Meskipun demikian, ia memprediksi kota mandiri lainnya seperti Bandung, Bekasi, dan Crown Gading akan menjadi sumber utama pra-penjualan bagi SMRA di masa depan, karena permintaan di area tersebut tetap kuat.
William memperkirakan pendapatan SMRA untuk tahun 2024 akan meningkat menjadi Rp7,6 triliun, naik 14 persen yoy, dan laba bersih mencapai Rp917 miliar, naik 20 persen yoy.
“Namun, kami memperkirakan laba bersih akan menurun pada tahun 2025-2026, mengingat penerbitan obligasi baru senilai Rp1,3 triliun pada Mei 2024,” tambahnya.
William menargetkan laba bersih SMRA pada tahun 2025-2026 masing-masing sebesar Rp810 miliar, naik 12persen yoy, dan Rp 858 miliar, naik 6 persen yoy.
Selain itu, jika SMIP melakukan IPO pada akhir tahun ini, William memperkirakan EBITDA akan mencapai Rp1,1 triliun. Ia juga menargetkan valuasi SMIP sebesar Rp12,6 triliun hingga Rp16,2 triliun, dengan asumsi cap rate 7-9 persen pada tahun 2024.
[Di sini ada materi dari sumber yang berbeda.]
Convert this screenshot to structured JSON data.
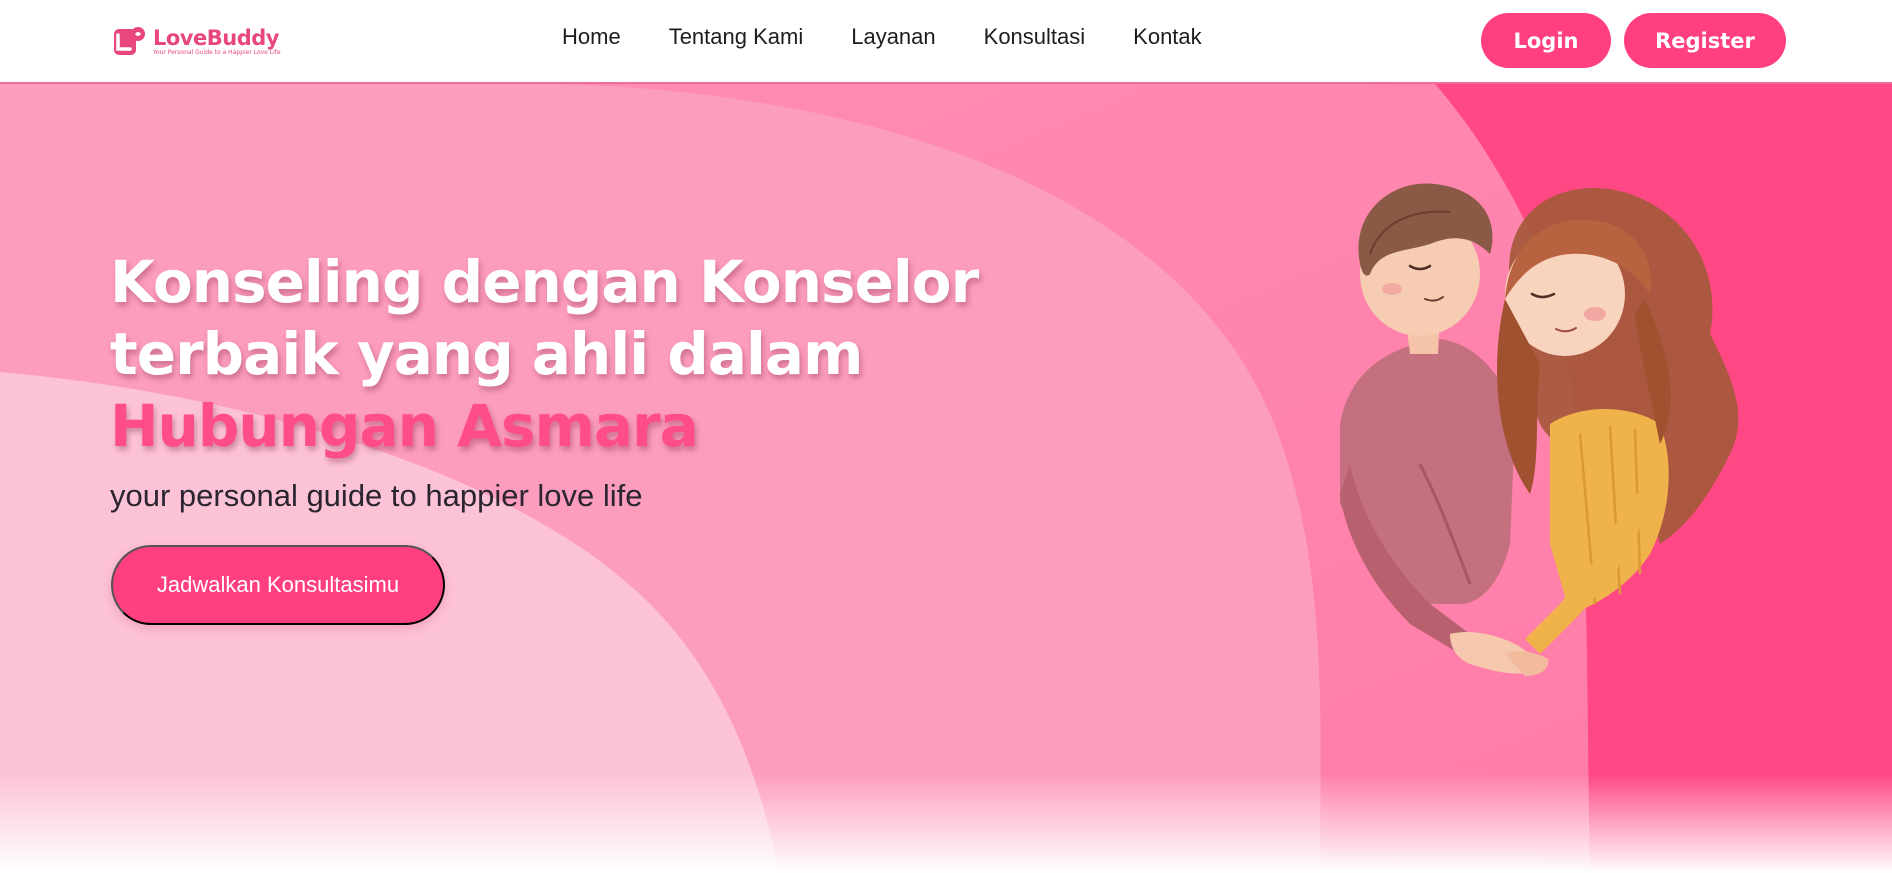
{
  "brand": {
    "name": "LoveBuddy",
    "tagline": "Your Personal Guide to a Happier Love Life",
    "logo_icon": "heart-chat-icon"
  },
  "nav": {
    "links": [
      {
        "label": "Home"
      },
      {
        "label": "Tentang Kami"
      },
      {
        "label": "Layanan"
      },
      {
        "label": "Konsultasi"
      },
      {
        "label": "Kontak"
      }
    ],
    "login_label": "Login",
    "register_label": "Register"
  },
  "hero": {
    "title_line1": "Konseling dengan Konselor",
    "title_line2": "terbaik yang ahli dalam",
    "title_highlight": "Hubungan Asmara",
    "subtitle": "your personal guide to happier love life",
    "cta_label": "Jadwalkan Konsultasimu",
    "illustration": "couple-holding-hands-illustration"
  },
  "colors": {
    "accent": "#ff3f80",
    "brand": "#e8467f",
    "hero_light": "#fcc4d7",
    "hero_mid": "#fb9cbb",
    "hero_deep": "#ff4884",
    "text_dark": "#1d1d1d"
  }
}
Hal senada disampaikan oleh Vicky Rosalinda, Equity Research Analyst Kiwoom Sekuritas. Vicky menuturkan, kinerja SMRA di tahun ini, masih cukup menarik dengan beberapa sentimen positif.
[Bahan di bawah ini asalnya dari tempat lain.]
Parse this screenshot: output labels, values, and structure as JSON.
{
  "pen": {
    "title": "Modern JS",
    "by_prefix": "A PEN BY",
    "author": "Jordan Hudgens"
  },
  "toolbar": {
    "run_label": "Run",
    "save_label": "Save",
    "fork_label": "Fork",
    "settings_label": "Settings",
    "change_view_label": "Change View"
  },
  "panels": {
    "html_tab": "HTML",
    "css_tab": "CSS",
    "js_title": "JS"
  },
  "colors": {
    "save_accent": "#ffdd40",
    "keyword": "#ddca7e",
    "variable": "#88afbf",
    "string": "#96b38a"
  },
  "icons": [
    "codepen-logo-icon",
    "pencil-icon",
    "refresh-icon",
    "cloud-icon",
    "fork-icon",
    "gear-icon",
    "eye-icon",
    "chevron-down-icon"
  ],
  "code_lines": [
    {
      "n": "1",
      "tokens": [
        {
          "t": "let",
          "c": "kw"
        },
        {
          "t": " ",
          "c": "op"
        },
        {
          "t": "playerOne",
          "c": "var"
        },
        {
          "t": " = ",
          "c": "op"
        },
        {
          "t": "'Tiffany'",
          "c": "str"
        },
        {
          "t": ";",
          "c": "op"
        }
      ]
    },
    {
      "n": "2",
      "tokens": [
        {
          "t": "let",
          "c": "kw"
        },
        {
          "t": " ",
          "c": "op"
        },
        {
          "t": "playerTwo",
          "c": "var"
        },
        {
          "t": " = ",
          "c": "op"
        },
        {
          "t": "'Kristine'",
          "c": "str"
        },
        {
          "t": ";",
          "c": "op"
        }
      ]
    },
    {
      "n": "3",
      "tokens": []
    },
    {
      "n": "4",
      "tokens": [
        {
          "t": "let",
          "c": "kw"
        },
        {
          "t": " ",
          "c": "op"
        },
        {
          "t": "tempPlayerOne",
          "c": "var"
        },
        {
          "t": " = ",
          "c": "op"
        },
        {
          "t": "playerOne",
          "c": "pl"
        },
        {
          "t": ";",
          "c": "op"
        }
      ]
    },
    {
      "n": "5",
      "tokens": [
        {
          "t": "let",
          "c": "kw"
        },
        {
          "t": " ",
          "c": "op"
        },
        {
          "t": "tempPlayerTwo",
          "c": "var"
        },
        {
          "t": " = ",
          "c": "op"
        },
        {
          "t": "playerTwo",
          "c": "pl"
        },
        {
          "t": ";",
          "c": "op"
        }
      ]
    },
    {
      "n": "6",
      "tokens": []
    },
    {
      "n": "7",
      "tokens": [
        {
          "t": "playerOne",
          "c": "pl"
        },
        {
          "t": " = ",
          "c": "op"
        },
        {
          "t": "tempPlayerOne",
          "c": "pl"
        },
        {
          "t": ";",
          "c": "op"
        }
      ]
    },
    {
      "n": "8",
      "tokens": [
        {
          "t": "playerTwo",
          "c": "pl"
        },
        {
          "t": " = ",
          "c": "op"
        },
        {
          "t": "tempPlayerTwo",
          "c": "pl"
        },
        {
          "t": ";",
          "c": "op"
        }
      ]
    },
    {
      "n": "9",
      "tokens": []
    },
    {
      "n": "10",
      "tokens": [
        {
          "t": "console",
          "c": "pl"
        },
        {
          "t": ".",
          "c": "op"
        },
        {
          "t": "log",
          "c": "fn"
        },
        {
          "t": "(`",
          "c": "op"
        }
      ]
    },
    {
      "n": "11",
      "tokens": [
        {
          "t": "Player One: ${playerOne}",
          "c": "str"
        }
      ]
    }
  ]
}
Vicky mengungkapkan bahwa pemulihan ekonomi dan daya beli yang stabil telah mendorong peningkatan permintaan terhadap emiten properti.
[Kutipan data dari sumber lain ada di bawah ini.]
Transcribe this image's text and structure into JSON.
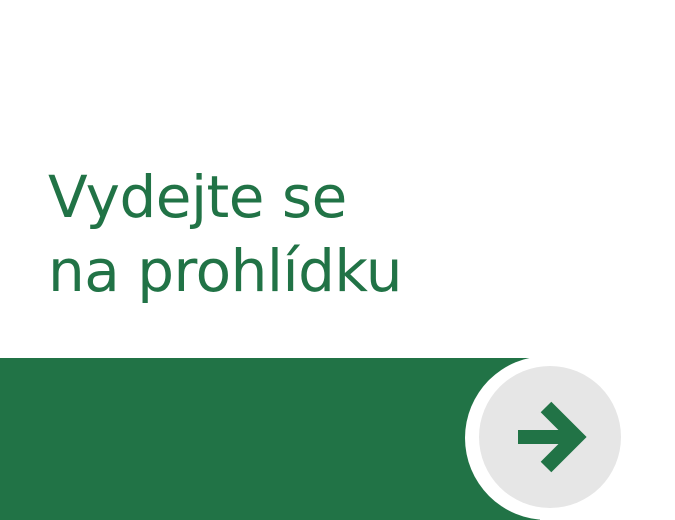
{
  "intro": {
    "title_line1": "Vydejte se",
    "title_line2": "na prohlídku"
  },
  "next_button": {
    "icon": "arrow-right-icon"
  },
  "colors": {
    "accent": "#217346",
    "button_bg": "#e6e6e6",
    "background": "#ffffff"
  }
}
Dia juga berpendapat bahwa pendapatan berulang (recurring income) akan menjadi faktor utama dalam pertumbuhan jangka panjang SMRA. Dengan demikian, SMRA diperkirakan akan terus mencatatkan kinerja positif berkat pendapatan berulang dari mal dan sektor ritel.
Namun, Vicky mengingatkan bahwa ketidakpastian arah suku bunga masih menjadi kekhawatiran bagi sektor properti. Selain itu, dampak rencana penerapan iuran Tabungan Perumahan Rakyat (Tapera) pada emiten properti seperti SMRA masih terlalu dini untuk diperkirakan.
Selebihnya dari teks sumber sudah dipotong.